Tuhabonye now tells his riveting story to anyone who will listen-school and church groups, groups of runners and media outlets. Texas Monthly magazine published his story in their August issue, and the story will next appear in Reader’s Digest in early 2004.
“One of the things is just to keep speaking about the power of God, to try to spread the word how God has saved me,” Tuhabonye said of the publicity.
He also dispenses his knowledge of running to anyone who’ll listen. In addition to his full-time job at the Austin running apparel franchise RunTex, Tuhabonye coaches upwards of 100 Austinites who want to run a faster 10K or marathon, or who just want to get in shape.
Tuhabonye’s pupils are called “Gilbert’s Gazelles.”
“I like it-I like watching people, training people. Also, working in the store, you meet a lot of people-because everybody needs shoes. It’s nice in Austin, because everybody likes to run,” he said.
Murray isn’t surprised at Tuhabonye’s current jobs and projects.

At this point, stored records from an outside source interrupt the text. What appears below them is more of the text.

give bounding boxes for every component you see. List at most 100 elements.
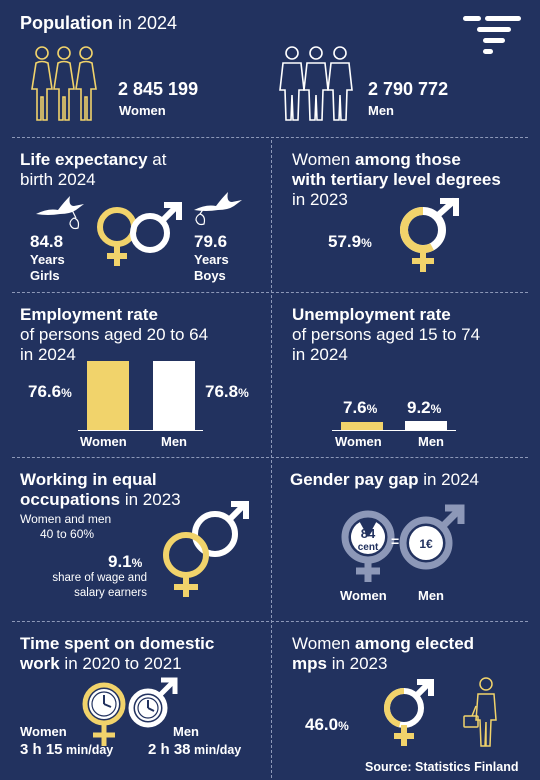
elected-title-rest: in 2023 — [326, 654, 388, 673]
equal-occupations-desc1: share of wage and — [52, 572, 147, 584]
stork-icon — [36, 196, 84, 230]
employment-baseline — [78, 430, 203, 431]
men-population-value: 2 790 772 — [368, 79, 449, 99]
equal-occupations-title-rest: in 2023 — [120, 490, 181, 509]
women-group-icon — [31, 46, 97, 121]
tertiary-title-bold1: among those — [355, 150, 461, 169]
equal-occupations-sub: Women and men 40 to 60% — [20, 512, 111, 542]
employment-women-number: 76.6 — [28, 382, 62, 401]
boys-label: Boys — [194, 268, 226, 283]
domestic-men-unit: min/day — [190, 743, 242, 757]
tertiary-number: 57.9 — [328, 232, 362, 251]
employment-men-label: Men — [161, 434, 187, 449]
unemployment-men-bar — [405, 420, 447, 430]
unemployment-men-number: 9.2 — [407, 398, 431, 417]
domestic-women-unit: min/day — [62, 743, 114, 757]
pay-gap-title: Gender pay gap in 2024 — [290, 470, 479, 490]
employment-title-line3: in 2024 — [20, 345, 76, 364]
girls-label: Girls — [30, 268, 60, 283]
divider — [12, 457, 528, 458]
employment-women-label: Women — [80, 434, 127, 449]
domestic-men-value: 2 h 38 min/day — [148, 741, 241, 759]
elected-unit: % — [338, 719, 349, 733]
women-population-label: Women — [119, 103, 166, 118]
divider — [271, 140, 272, 778]
equal-occupations-value: 9.1% — [108, 552, 142, 572]
pay-gap-equals: = — [391, 533, 400, 549]
pay-gap-symbols-icon — [341, 504, 465, 582]
female-male-overlap-icon — [163, 501, 249, 597]
domestic-men-label: Men — [173, 724, 199, 739]
unemployment-women-number: 7.6 — [343, 398, 367, 417]
equal-occupations-desc: share of wage and salary earners — [34, 571, 147, 601]
pay-gap-women-amount: 84 cent — [352, 526, 384, 554]
domestic-title-bold2: work — [20, 654, 60, 673]
employment-women-unit: % — [61, 386, 72, 400]
statistics-finland-logo-icon — [463, 16, 521, 54]
stork-icon — [194, 192, 242, 226]
equal-occupations-unit: % — [131, 556, 143, 570]
women-population-value: 2 845 199 — [118, 79, 199, 99]
unemployment-title-line2: of persons aged 15 to 74 — [292, 325, 481, 344]
unemployment-title-bold: Unemployment rate — [292, 305, 451, 324]
elected-value: 46.0% — [305, 715, 349, 735]
tertiary-value: 57.9% — [328, 232, 372, 252]
person-with-briefcase-icon — [463, 677, 497, 747]
unemployment-women-label: Women — [335, 434, 382, 449]
employment-men-number: 76.8 — [205, 382, 239, 401]
girls-life-value: 84.8 — [30, 232, 64, 251]
unemployment-women-unit: % — [366, 402, 378, 416]
employment-men-bar — [153, 360, 195, 430]
tertiary-title: Women among those with tertiary level de… — [292, 150, 501, 210]
girls-years-unit: Years — [30, 252, 65, 267]
pay-gap-women-unit: cent — [357, 542, 379, 553]
divider — [12, 621, 528, 622]
life-expectancy-title-line2: birth 2024 — [20, 170, 96, 189]
domestic-title-bold1: Time spent on domestic — [20, 634, 215, 653]
population-title: Population in 2024 — [20, 13, 177, 33]
population-title-rest: in 2024 — [113, 13, 178, 33]
life-expectancy-title-rest: at — [147, 150, 167, 169]
elected-number: 46.0 — [305, 715, 339, 734]
equal-occupations-title-bold2: occupations — [20, 490, 121, 509]
elected-share-symbol-icon — [383, 679, 434, 746]
domestic-women-time: 3 h 15 — [20, 741, 63, 758]
clock-gender-symbols-icon — [82, 677, 178, 746]
employment-title-line2: of persons aged 20 to 64 — [20, 325, 209, 344]
unemployment-title-line3: in 2024 — [292, 345, 348, 364]
elected-title-bold1: among elected — [355, 634, 475, 653]
unemployment-women-bar — [341, 422, 383, 430]
equal-occupations-title: Working in equal occupations in 2023 — [20, 470, 181, 510]
equal-occupations-sub1: Women and men — [20, 512, 112, 526]
domestic-title: Time spent on domestic work in 2020 to 2… — [20, 634, 214, 674]
pay-gap-women-label: Women — [340, 588, 387, 603]
employment-men-value: 76.8% — [205, 382, 249, 402]
equal-occupations-number: 9.1 — [108, 552, 132, 571]
equal-occupations-desc2: salary earners — [74, 587, 147, 599]
unemployment-baseline — [332, 430, 456, 431]
equal-occupations-sub2: 40 to 60% — [40, 527, 95, 541]
pay-gap-women-number: 84 — [360, 526, 376, 541]
unemployment-men-label: Men — [418, 434, 444, 449]
tertiary-unit: % — [361, 236, 372, 250]
employment-men-unit: % — [238, 386, 249, 400]
boys-years-unit: Years — [194, 252, 229, 267]
life-expectancy-title-bold: Life expectancy — [20, 150, 148, 169]
domestic-women-value: 3 h 15 min/day — [20, 741, 113, 759]
divider — [12, 292, 528, 293]
men-group-icon — [279, 46, 353, 121]
population-title-bold: Population — [20, 13, 113, 33]
domestic-women-label: Women — [20, 724, 67, 739]
employment-title: Employment rate of persons aged 20 to 64… — [20, 305, 208, 365]
pay-gap-title-rest: in 2024 — [418, 470, 479, 489]
divider — [12, 137, 528, 138]
boys-life-value: 79.6 — [194, 232, 228, 251]
tertiary-title-line3: in 2023 — [292, 190, 348, 209]
unemployment-men-value: 9.2% — [407, 398, 441, 418]
female-male-symbols-icon — [97, 202, 182, 266]
domestic-men-time: 2 h 38 — [148, 741, 191, 758]
unemployment-title: Unemployment rate of persons aged 15 to … — [292, 305, 480, 365]
tertiary-share-symbol-icon — [400, 197, 459, 272]
elected-title: Women among elected mps in 2023 — [292, 634, 474, 674]
source-note: Source: Statistics Finland — [365, 760, 519, 774]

“He’s going to be successful wherever he goes,” Murray said. “He’s got a niche down there, he’s done a good job, developed opportunities for himself-I’m proud of him. I think he’s done a good job representing ACU, even past his athletic career here.”
For 10 years, athletics have often given Tuhabonye the platform to tell his story. He tells it freely and with feeling, careful always to give God the glory. He also leaves his future in the hands of his creator.
“There’s a lot of things I hope to do,” he said. “In terms of a career, I’ll go wherever God is taking me.”
What he has done with his tumultuous past also is profound.
“I’ve learned how to forgive and to forget and how to focus more on how to lead other people and be a good example-speaking a word for God, being an ambassador for him as much as I can,” Tuhabonye declared.
“Because if it wasn’t for God, I wouldn’t be here.”